K. Sukumaranunni (11 April 1929 - 13 July 1984) was a teacher, service union activist, short story writer and politician from Kerala, India. He represented Sreekrishnapuram Assembly constituency in the 5th Kerala Legislative Assembly.

==Biography==
K. Sukumaranunni was born on April 11, 1929, the son of Chinnammalu Vayankaramma. He died on July 13, 1984.

==Political career==
As a member of Indian National Congress, Sukumaranunni served as the member of All India Congress Committee and Kerala Pradesh Congress Committee and treasurer of Palakkad District Congress Committee. While working as a teacher he held several positions including treasurer of All India Federation of Educational Associations, general secretary and state president of Kerala Aided Primary Teachers Union and state convener of Teachers Cell.
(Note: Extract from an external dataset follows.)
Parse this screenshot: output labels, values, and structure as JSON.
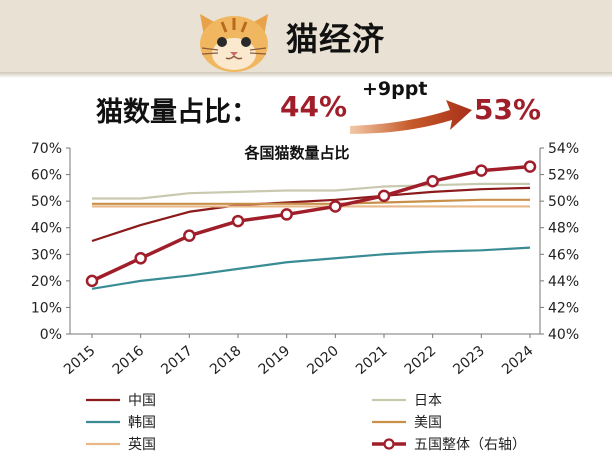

Sukumaranunni represented Sreekrishnapuram Assembly constituency in the 5th Kerala Legislative Assembly.

==Literary works==
- Unnathi, Short Stories (1957)
- Rajan, Short Stories (1959)

==Legacy==
In honor of him, who is also a teacher, the Sukumaranunni Educational Trust established Sukumaranunni Award. The award, which includes a cash prize of 10,001 Indian rupees, a memento and a citation, is given to the best teachers in the state.